The ultimate old west tale – one taken from real life – is the story of Custer’s Last Stand, the battle of the Little Big Horn, June 25, 1876. Adding to the fascination is the more modern difficulty that Americans have with how this country’s indigenous people were treated by those American through immigration.

It’s for these reasons, and others, that the site of the battle in southern Montana is a fairly major attraction that would be a really major attraction if it weren’t located in the middle of nowhere.
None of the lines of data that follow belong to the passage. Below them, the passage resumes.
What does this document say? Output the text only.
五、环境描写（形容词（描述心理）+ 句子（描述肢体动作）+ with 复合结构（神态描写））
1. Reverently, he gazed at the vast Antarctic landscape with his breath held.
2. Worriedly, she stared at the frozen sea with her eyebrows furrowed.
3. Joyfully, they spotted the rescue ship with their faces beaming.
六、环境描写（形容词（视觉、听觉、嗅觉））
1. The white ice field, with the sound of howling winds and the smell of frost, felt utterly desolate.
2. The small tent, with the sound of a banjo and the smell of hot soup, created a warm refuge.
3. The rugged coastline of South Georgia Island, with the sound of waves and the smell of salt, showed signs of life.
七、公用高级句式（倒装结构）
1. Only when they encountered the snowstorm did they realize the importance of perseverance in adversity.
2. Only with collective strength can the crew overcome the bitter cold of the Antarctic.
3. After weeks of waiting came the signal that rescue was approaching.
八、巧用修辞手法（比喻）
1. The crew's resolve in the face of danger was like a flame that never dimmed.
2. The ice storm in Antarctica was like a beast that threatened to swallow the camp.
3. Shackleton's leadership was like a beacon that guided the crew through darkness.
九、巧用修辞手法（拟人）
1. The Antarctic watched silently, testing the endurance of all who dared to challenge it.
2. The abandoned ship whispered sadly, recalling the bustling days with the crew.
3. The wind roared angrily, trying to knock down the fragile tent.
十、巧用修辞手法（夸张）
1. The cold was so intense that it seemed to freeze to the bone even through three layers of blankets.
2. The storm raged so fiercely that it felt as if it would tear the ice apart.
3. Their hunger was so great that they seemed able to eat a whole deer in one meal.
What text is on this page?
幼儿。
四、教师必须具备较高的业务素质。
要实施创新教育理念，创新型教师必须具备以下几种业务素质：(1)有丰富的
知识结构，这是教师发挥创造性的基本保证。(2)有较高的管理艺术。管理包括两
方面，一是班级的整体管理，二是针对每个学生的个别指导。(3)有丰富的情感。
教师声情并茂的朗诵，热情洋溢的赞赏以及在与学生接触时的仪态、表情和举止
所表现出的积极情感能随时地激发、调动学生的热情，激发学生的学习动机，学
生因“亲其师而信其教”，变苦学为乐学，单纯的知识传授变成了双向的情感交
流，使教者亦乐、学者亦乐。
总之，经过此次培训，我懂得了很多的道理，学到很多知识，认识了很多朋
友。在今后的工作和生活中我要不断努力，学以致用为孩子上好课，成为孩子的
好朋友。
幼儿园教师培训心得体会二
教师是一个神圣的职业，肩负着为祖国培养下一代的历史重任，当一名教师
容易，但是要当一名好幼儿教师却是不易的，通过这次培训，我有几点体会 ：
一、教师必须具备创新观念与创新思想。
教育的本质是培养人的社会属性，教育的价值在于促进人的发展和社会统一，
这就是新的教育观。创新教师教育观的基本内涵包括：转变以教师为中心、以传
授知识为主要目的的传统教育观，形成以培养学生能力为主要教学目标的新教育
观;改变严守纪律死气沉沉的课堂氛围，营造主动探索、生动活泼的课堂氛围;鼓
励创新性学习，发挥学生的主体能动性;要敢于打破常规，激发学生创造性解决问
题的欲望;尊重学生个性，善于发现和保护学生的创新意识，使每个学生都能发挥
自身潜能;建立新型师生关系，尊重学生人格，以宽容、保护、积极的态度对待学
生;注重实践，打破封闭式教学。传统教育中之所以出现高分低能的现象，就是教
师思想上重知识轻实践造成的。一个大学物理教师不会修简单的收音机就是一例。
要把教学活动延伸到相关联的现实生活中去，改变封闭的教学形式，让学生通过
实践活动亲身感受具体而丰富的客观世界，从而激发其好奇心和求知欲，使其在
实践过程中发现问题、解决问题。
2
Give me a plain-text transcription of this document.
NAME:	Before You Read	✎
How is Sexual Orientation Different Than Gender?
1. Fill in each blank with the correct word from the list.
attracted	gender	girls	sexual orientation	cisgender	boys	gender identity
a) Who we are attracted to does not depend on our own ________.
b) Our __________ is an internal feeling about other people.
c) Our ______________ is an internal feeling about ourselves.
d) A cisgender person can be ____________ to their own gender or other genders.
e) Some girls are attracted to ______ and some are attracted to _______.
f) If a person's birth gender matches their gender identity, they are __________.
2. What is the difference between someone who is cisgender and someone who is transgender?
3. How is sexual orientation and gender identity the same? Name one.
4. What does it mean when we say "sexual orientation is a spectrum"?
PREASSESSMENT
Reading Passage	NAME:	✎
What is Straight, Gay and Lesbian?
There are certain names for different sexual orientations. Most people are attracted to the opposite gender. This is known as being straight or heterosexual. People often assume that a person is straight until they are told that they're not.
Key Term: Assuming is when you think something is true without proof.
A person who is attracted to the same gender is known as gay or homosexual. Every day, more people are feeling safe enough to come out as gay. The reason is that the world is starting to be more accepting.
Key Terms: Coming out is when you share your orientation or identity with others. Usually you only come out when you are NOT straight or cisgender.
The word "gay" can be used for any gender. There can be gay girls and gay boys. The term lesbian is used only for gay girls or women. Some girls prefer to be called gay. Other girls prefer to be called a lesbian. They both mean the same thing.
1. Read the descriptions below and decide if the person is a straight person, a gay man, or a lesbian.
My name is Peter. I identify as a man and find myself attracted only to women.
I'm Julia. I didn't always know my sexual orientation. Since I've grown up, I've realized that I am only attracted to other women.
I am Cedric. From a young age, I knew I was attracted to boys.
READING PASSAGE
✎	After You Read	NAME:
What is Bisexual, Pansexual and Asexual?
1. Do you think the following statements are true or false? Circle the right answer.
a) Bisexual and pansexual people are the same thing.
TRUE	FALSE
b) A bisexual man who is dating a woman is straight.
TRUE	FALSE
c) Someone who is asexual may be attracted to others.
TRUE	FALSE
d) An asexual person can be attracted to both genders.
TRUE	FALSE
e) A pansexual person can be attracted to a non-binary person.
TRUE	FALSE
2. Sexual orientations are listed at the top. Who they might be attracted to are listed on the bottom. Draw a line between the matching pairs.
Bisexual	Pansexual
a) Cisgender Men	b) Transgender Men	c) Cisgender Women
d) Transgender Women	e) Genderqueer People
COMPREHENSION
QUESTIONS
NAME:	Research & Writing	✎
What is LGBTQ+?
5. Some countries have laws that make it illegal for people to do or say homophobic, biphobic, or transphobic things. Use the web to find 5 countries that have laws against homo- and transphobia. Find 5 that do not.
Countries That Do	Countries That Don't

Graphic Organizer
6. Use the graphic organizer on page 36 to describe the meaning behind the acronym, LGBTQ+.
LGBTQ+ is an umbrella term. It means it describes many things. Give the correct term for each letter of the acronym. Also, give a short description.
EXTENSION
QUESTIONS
But for the motorbiker, the middle of nowhere is sometimes the ideal, especially when it’s combined with the boyhood fantasy of joining the Calvary, strapping on a six-shooter, holstering a Remington, and doing some old fashioned Indian fighting.

Luckily we grow out of most of our boyhood fantasies – hopefully all of the politically incorrect ones, anyway.

One fantasy remains, though, to stand where Custer and hisLinkmen once stood, where they drew their last breaths, to look out over the landscape that they saw for the last time. To try to understand better why it happened the way it did.

Getting to the Little Big Horn Battlefield National Monument is a hike. Steadfastly avoiding the highway makes getting there even more of a hike, but a hike well worth the effort.

One route begins in Thermopolis, Wyoming, and winds its way north on U.S. 20 through rich farmland to Greybull. At Greybull you head east on U.S. 14 and the ride gets really interesting. Winding your way through the Bighorn National Forest is a real blast because of both the exhilarating road and gorgeous scenery. After you crest the mountaintop and pass Burgess Junction the road gets even more interesting. Ride this one right away because they’re building a new road even as we speak that takes out about 90 percent of the coolest curves you’ll ever ride.

At Dayton you can take State Road 343 to U.S. 87 north to Lodge Grass, or stay on U.S. 14 and take Interstate 90 all the way to the National Monument.

The Little Big Horn Battlefield National Monument has a small museum that does a good job of giving nearly equal time to both sides of the story, native and military. Several of the park service personnel are Native Americans and they add credibility to the interpretive explanation of the times and motivations. The walk up to “Last Stand Hill” is a somber one, given that the whole place is basically a big graveyard.

Standing at the monument to the fallen U.S. soldiers you’re struck by the smallness of the battlefield and reminded that fighting a war from horseback is a decidedly smaller scale experience than the more contemporary, 20th century battles.

In summertime, bring water and food if you can. It’s blast-furnace hot and there is precious little infrastructure near the site other than a gas station with a mini-mart.

The distances between stops in this part of the country are immense. Infrastructure is sparse – so the old rule of “eat, sleep and poop when you can” really applies because you can’t be sure there’s an Applebee’s in the next town over – meaning you can inadvertently find yourself overly hungry, tired, and distracted at the end of a long journey. In fact you could easily find yourself at journey’s end.